On May 15, thousands took to the streets of Madrid and Barcelona to campaign against corruption, bank bailouts and a proposed law restricting internet access. As in Cairo, the demonstrators were mainly young, well-educated and under-employed. Within two days ‘indignados’ had appropriated over 30 public spaces cities and towns across Spain, in a wave of occupations that was to inspire similar movements everywhere from Wall Street and Oakland to Dame Street and Lagos.
‘There is something political in the city air struggling to be expressed’, David Harvey notes midway through this thoughtful, prescient collection of his recent essays and articles. Harvey, a British Marxist geographer based at the City University of New York, has spent a lifetime interrogating the nexus between capitalism and urbanism.
Rebel Cities sees Harvey bring the full force of his analytical mind to bear on the question of just what this inchoate ‘something’ might be, and why it is emerging most prominently in cities.
The slight collection is framed by Harvey’s twin interests in the urban: cities are pivotal sites for capital accumulation and investment, but yet are also, and increasingly so, the location of social and political struggles. This loose division of intellectual labour – between capital accumulation and class struggle – frames the book’s two halves. In the opening chapters (leaning heavily on his theoretical lodestars Karl Marx and French social theorist Henri Lefebrve) Harvey outlines why cities are so important for capitalism. The latter sections are devoted to identifying why cities often make the ideal incubators for ferment and, ultimately, rebellion against the status quo.
Harvey is a committed Marxist who was never seduced by New Labour and Anthony Giddens’ Third Way. From his 1973 work Social Justice and the City to 2010’s The Enigma of Capital: And the Crises of Capitalism, Harvey has consistently exhibited a flexibility and innovation of thought conspicuous by its absence among many of his contemporaries, inside and outside the academy.
Indeed he is one of the few writers on economics to emerge with his reputation enhanced by the global meltdown. Commenting on the proliferation of mortgage debt in the United States in his 2003 work The New Imperialism, Harvey wrote, ‘what happens if and when this property bubble bursts is a matter for serious concern’.
In Rebel Cities, Harvey’s central tenet is that cities are integral to capitalism: it is only by construction and ‘creative destruction’ in urban centres that surpluses can be profitably deployed. Urbanisation solves – or at least appears to solve – the problem of over-accumulation. Constructing, say, airports or apartment blocks delays a crisis of over-accumulation by putting immediate surpluses to use and shifting returns into the future, in the form of expected profits.
It doesn’t take a distinguished scholar to appreciate the dangers of this ploy.
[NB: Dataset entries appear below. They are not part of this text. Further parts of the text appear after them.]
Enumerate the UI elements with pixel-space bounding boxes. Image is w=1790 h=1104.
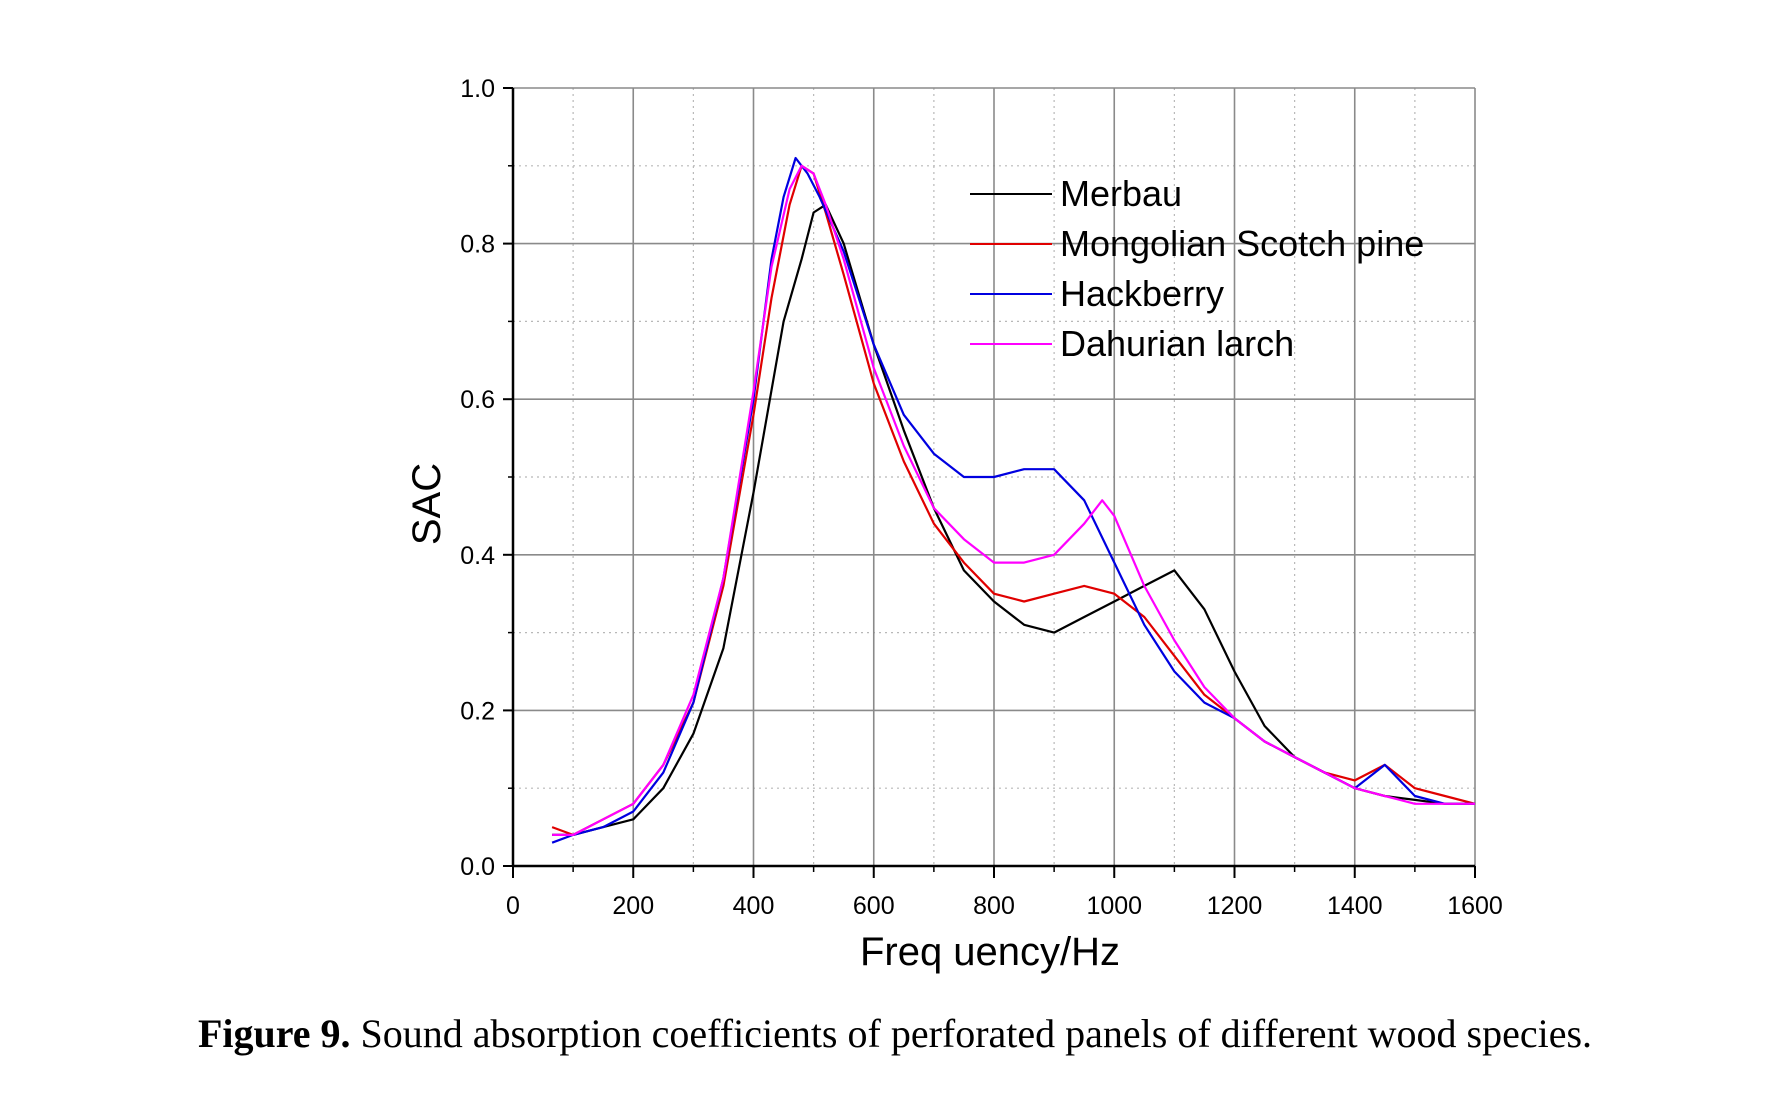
x-tick-label: 400 (733, 892, 775, 920)
x-tick-label: 1600 (1447, 892, 1503, 920)
x-tick-label: 1400 (1327, 892, 1383, 920)
legend: Merbau Mongolian Scotch pine Hackberry Dahu… (970, 173, 1424, 364)
y-tick-label: 0.6 (460, 386, 495, 414)
y-tick-label: 0.4 (460, 542, 495, 570)
chart-canvas: 0 200 400 600 800 1000 1200 1400 1600 0.0 0.2 0.4 0.… (405, 75, 1503, 974)
y-tick-label: 0.0 (460, 853, 495, 881)
y-tick-label: 0.2 (460, 697, 495, 725)
x-tick-label: 1200 (1207, 892, 1263, 920)
x-tick-label: 600 (853, 892, 895, 920)
x-axis-label: Freq uency/Hz (860, 930, 1120, 974)
series-line-1 (552, 203, 1475, 837)
y-tick-label: 1.0 (460, 75, 495, 103)
x-tick-label: 0 (506, 892, 520, 920)
x-tick-label: 200 (612, 892, 654, 920)
caption-label: Figure 9. (197, 1011, 351, 1056)
y-tick-label: 0.8 (460, 231, 495, 259)
legend-label: Hackberry (1060, 273, 1224, 314)
legend-label: Dahurian larch (1060, 323, 1294, 364)
y-axis-label: SAC (405, 463, 449, 545)
grid (513, 87, 1476, 866)
caption-text: Sound absorption coefficients of perfora… (360, 1011, 1593, 1056)
figure-caption: Figure 9. Sound absorption coefficients … (0, 1010, 1790, 1057)
x-tick-label: 1000 (1086, 892, 1142, 920)
series-line-4 (552, 164, 1475, 837)
series-lines (551, 156, 1476, 844)
legend-label: Mongolian Scotch pine (1060, 223, 1424, 264)
series-line-2 (551, 164, 1476, 837)
legend-label: Merbau (1060, 173, 1182, 214)
axes: 0 200 400 600 800 1000 1200 1400 1600 0.0 0.2 0.4 0.… (460, 75, 1503, 920)
x-tick-label: 800 (973, 892, 1015, 920)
As more and more ‘fictitious capital’ is submerged into speculative activity, the threat of an even greater crisis of over-accumulation grows: ‘Speculatively, the asset markets constituted by housing and land have a Ponzi character without a Bernie Madoff at the top.’
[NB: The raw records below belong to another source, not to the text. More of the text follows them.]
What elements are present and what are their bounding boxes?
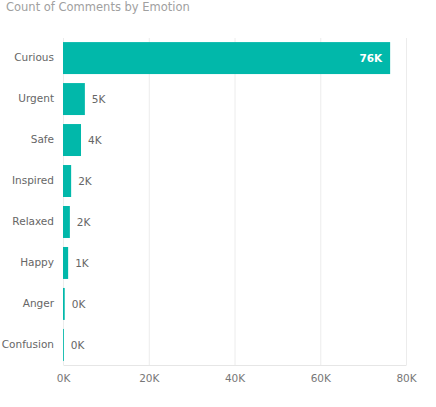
x-tick-label: 60K xyxy=(311,372,332,384)
chart-title: Count of Comments by Emotion xyxy=(6,0,190,14)
data-label: 0K xyxy=(71,339,86,351)
grid-line xyxy=(320,38,321,365)
y-tick-label: Inspired xyxy=(12,174,54,186)
data-label: 1K xyxy=(75,257,90,269)
x-tick: 20K xyxy=(139,38,160,384)
bar xyxy=(63,329,64,361)
y-tick-label: Urgent xyxy=(18,92,54,104)
bar xyxy=(63,83,85,115)
data-label: 4K xyxy=(88,134,103,146)
y-tick: Safe xyxy=(31,133,54,145)
y-tick: Curious xyxy=(14,51,54,63)
data-label: 76K xyxy=(359,52,383,64)
y-tick: Confusion xyxy=(2,338,54,350)
x-tick-label: 40K xyxy=(225,372,246,384)
y-tick-label: Confusion xyxy=(2,338,54,350)
grid-line xyxy=(406,38,407,365)
x-axis: 0K 20K 40K 60K 80K xyxy=(57,38,418,384)
chart: Count of Comments by Emotion 0K 20K 40K 60K 8… xyxy=(0,0,436,407)
data-label: 2K xyxy=(78,175,93,187)
y-tick: Inspired xyxy=(12,174,54,186)
y-tick-label: Happy xyxy=(20,256,54,268)
y-tick-label: Anger xyxy=(23,297,55,309)
x-tick-label: 80K xyxy=(396,372,417,384)
x-tick-label: 0K xyxy=(57,372,72,384)
data-label: 2K xyxy=(77,216,92,228)
bars xyxy=(63,42,390,361)
bar xyxy=(63,42,390,74)
y-tick-label: Relaxed xyxy=(12,215,54,227)
y-tick: Anger xyxy=(23,297,55,309)
x-tick: 40K xyxy=(225,38,246,384)
x-tick: 60K xyxy=(311,38,332,384)
plot: 0K 20K 40K 60K 80K Curious Urgent Safe Inspired R… xyxy=(2,38,418,384)
y-tick: Urgent xyxy=(18,92,54,104)
x-axis-line xyxy=(64,365,407,366)
x-tick: 80K xyxy=(396,38,417,384)
y-tick: Happy xyxy=(20,256,54,268)
bar xyxy=(63,165,71,197)
grid-line xyxy=(149,38,150,365)
grid-line xyxy=(235,38,236,365)
bar xyxy=(63,247,68,279)
x-tick-label: 20K xyxy=(139,372,160,384)
y-tick: Relaxed xyxy=(12,215,54,227)
data-label: 0K xyxy=(72,298,87,310)
bar xyxy=(63,206,70,238)
bar xyxy=(63,288,65,320)
data-labels: 76K 5K 4K 2K 2K 1K 0K 0K xyxy=(71,52,383,351)
y-tick-label: Curious xyxy=(14,51,54,63)
data-label: 5K xyxy=(92,93,107,105)
bar xyxy=(63,124,81,156)
y-tick-label: Safe xyxy=(31,133,54,145)
y-axis: Curious Urgent Safe Inspired Relaxed Happy Ang… xyxy=(2,51,55,350)
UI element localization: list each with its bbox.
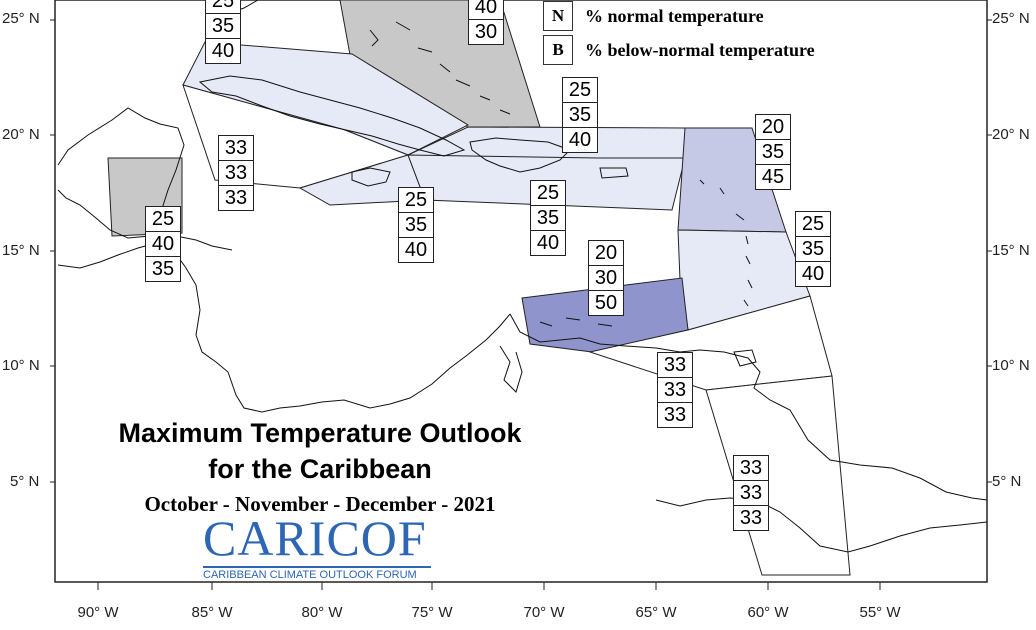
central-america-coast — [57, 241, 511, 413]
stack-value: 33 — [734, 480, 768, 505]
puerto-rico-coast — [599, 167, 629, 179]
lat-label-right-25: 25° N — [992, 10, 1030, 27]
yucatan-coast — [57, 107, 185, 239]
stack-value: 20 — [594, 242, 618, 264]
stack-value: 25 — [211, 0, 235, 12]
map-subtitle: October - November - December - 2021 — [144, 492, 496, 516]
stack-belize: 25 40 35 — [145, 206, 181, 282]
stack-value: 33 — [663, 354, 687, 376]
stack-value: 35 — [756, 139, 790, 164]
stack-trinidad: 33 33 33 — [657, 352, 693, 428]
stack-value: 40 — [563, 127, 597, 152]
stack-value: 33 — [219, 160, 253, 185]
legend-below: B % below-normal temperature — [543, 35, 815, 65]
map-frame — [54, 0, 988, 583]
lat-label-right-5: 5° N — [992, 473, 1022, 490]
caricof-logo: CARICOF — [203, 510, 427, 566]
stack-windward: 25 35 40 — [795, 211, 831, 287]
lon-label-80: 80° W — [301, 604, 343, 621]
stack-value: 35 — [206, 13, 240, 38]
lon-label-75: 75° W — [411, 604, 453, 621]
south-america-coast — [509, 313, 988, 501]
stack-value: 40 — [474, 0, 498, 18]
lat-label-5: 5° N — [10, 473, 40, 490]
stack-value: 35 — [563, 102, 597, 127]
stack-abc: 20 30 50 — [588, 240, 624, 316]
map-title-line1: Maximum Temperature Outlook — [118, 418, 522, 448]
stack-value: 50 — [589, 290, 623, 315]
axis-ticks — [50, 19, 992, 590]
legend-key-normal: N — [543, 1, 573, 31]
stack-value: 33 — [658, 402, 692, 427]
hispaniola-coast — [469, 137, 571, 173]
trinidad-coast — [733, 349, 757, 367]
stack-value: 40 — [399, 237, 433, 262]
stack-value: 35 — [146, 256, 180, 281]
stack-value: 33 — [224, 137, 248, 159]
stack-turks-caicos: 25 35 40 — [562, 77, 598, 153]
stack-bahamas-north: 25 35 40 — [205, 0, 241, 64]
stack-value: 33 — [219, 185, 253, 210]
stack-value: 25 — [151, 208, 175, 230]
lon-label-55: 55° W — [859, 604, 901, 621]
stack-value: 20 — [761, 116, 785, 138]
stack-value: 30 — [469, 19, 503, 44]
stack-value: 30 — [589, 265, 623, 290]
lat-label-right-15: 15° N — [992, 242, 1030, 259]
stack-value: 40 — [206, 38, 240, 63]
stack-value: 40 — [531, 230, 565, 255]
lon-label-65: 65° W — [635, 604, 677, 621]
abc-islands — [539, 317, 613, 327]
stack-value: 25 — [404, 189, 428, 211]
lon-label-70: 70° W — [523, 604, 565, 621]
stack-value: 33 — [658, 377, 692, 402]
lat-label-right-20: 20° N — [992, 126, 1030, 143]
jamaica-coast — [351, 167, 391, 187]
lon-label-60: 60° W — [747, 604, 789, 621]
stack-cayman: 33 33 33 — [218, 135, 254, 211]
stack-jamaica: 25 35 40 — [398, 187, 434, 263]
stack-leeward: 20 35 45 — [755, 114, 791, 190]
map-title-line2: for the Caribbean — [208, 454, 432, 484]
stack-value: 25 — [536, 182, 560, 204]
lat-label-right-10: 10° N — [992, 357, 1030, 374]
cuba-coast — [198, 75, 466, 157]
stack-value: 33 — [734, 505, 768, 530]
legend-label-normal: % normal temperature — [585, 5, 764, 26]
lon-label-90: 90° W — [77, 604, 119, 621]
stack-value: 35 — [796, 236, 830, 261]
stack-value: 40 — [146, 231, 180, 256]
stack-value: 33 — [739, 457, 763, 479]
legend-normal: N % normal temperature — [543, 1, 764, 31]
lat-label-20: 20° N — [2, 126, 40, 143]
stack-bahamas-east: 40 30 — [468, 0, 504, 45]
lat-label-15: 15° N — [2, 242, 40, 259]
bahamas-islands — [369, 21, 511, 115]
lesser-antilles — [699, 179, 753, 307]
stack-value: 35 — [399, 212, 433, 237]
caricof-tagline: CARIBBEAN CLIMATE OUTLOOK FORUM — [203, 566, 431, 581]
stack-puerto-rico: 25 35 40 — [530, 180, 566, 256]
lake-maracaibo — [499, 345, 523, 393]
legend-key-below: B — [543, 35, 573, 65]
stack-value: 40 — [796, 261, 830, 286]
stack-value: 25 — [801, 213, 825, 235]
stack-value: 25 — [568, 79, 592, 101]
zone-guianas — [705, 375, 851, 576]
stack-value: 45 — [756, 164, 790, 189]
lon-label-85: 85° W — [191, 604, 233, 621]
lat-label-25: 25° N — [2, 10, 40, 27]
venezuela-interior — [655, 497, 988, 553]
legend-label-below: % below-normal temperature — [585, 39, 815, 60]
stack-guianas: 33 33 33 — [733, 455, 769, 531]
stack-value: 35 — [531, 205, 565, 230]
lat-label-10: 10° N — [2, 357, 40, 374]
When the emperor is revealed to be naked all along – as in Ireland after the 2008 credit crunch – house values plummet amid rampant over-supply and crisis ensues.
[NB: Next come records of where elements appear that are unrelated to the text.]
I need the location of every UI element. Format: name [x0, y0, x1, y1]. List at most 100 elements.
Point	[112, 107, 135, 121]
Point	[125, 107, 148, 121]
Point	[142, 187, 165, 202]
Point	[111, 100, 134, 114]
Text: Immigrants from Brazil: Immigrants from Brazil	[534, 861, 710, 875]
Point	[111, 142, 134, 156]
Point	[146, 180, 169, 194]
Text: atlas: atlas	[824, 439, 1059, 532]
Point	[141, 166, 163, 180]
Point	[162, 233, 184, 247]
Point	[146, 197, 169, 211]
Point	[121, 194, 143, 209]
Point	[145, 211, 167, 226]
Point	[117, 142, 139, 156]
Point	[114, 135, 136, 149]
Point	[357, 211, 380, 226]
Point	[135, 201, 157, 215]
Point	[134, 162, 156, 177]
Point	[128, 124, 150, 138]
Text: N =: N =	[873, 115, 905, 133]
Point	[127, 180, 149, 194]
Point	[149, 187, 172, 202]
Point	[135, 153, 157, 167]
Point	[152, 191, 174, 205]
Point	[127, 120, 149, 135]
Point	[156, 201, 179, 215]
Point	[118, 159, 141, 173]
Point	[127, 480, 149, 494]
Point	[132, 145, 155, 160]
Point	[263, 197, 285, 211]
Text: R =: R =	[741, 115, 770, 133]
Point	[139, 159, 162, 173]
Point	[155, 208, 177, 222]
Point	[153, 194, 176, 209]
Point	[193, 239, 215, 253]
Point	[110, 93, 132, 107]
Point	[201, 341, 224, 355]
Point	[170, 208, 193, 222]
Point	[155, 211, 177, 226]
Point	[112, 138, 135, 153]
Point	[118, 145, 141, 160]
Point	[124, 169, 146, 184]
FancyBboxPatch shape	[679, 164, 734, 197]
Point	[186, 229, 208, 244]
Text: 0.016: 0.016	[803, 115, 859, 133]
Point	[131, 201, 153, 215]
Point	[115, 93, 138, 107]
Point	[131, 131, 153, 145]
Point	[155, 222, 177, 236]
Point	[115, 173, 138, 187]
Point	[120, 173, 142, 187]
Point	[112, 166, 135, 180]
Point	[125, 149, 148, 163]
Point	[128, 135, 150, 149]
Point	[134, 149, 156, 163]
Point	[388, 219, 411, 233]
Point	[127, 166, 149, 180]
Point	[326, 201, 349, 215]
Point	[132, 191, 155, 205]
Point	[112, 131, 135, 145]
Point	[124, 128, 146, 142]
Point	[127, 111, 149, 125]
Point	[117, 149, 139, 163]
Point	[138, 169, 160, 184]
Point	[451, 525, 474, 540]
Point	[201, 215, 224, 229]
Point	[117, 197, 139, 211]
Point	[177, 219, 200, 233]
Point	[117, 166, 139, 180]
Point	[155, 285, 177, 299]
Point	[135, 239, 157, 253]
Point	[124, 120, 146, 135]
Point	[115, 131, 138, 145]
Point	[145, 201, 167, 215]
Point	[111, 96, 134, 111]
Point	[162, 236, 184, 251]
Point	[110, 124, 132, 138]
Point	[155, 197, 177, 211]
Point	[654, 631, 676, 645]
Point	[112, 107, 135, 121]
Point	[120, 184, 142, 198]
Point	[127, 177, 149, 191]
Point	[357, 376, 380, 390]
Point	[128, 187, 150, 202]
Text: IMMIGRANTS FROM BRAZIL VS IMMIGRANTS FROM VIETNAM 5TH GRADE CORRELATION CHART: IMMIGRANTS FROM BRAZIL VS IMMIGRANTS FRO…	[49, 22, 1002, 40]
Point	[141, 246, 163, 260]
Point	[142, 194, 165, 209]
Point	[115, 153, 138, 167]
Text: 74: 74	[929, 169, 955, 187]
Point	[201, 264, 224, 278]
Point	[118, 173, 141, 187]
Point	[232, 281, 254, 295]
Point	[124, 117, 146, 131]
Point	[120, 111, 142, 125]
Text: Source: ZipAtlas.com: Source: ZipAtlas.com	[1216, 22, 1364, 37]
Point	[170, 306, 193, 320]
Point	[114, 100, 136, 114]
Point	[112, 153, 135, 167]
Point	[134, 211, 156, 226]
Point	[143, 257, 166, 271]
The deepest economic crisis for 80 years has created the material conditions for urban tumult on a scale unparalleled in living memory. Meanwhile, the organized left, from trade unions to political parties, has struggled to articulate a creative route out of this impasse for the growing legion of jobless graduates and the unemployed.
One reason for this, as Harvey recognizes, is that an insecure, low paid workforce that is disorganized and predominantly urban has largely usurped the traditional industrial ‘proletariat’. Think of the twenty-somethings with their laptops camping out in Zuccotti Park in New York. This new ‘precariat’ have little time for hierarchical politics, but are forming new alliances around issues as diverse as working conditions and the environment.
Written in terse, economical prose, Rebel Cities is a readable (and timely) introduction to the work of one of the world’s most influential social thinkers. While the chapters on urbanization and monopoly rent had this reviewer reaching for his dusty copies of Marx’s Capital, anyone who has ever wondered why cities look increasingly similar will find the discussions on the role of cultural producers in, often unwittingly, aiding the homogenization of urban space engrossing.
Harvey acknowledges that ‘what we academics so often forget is the role played by the sensibility that arises out of the streets around us.’ It is an omission that Rebel Cities goes a long way to addressing.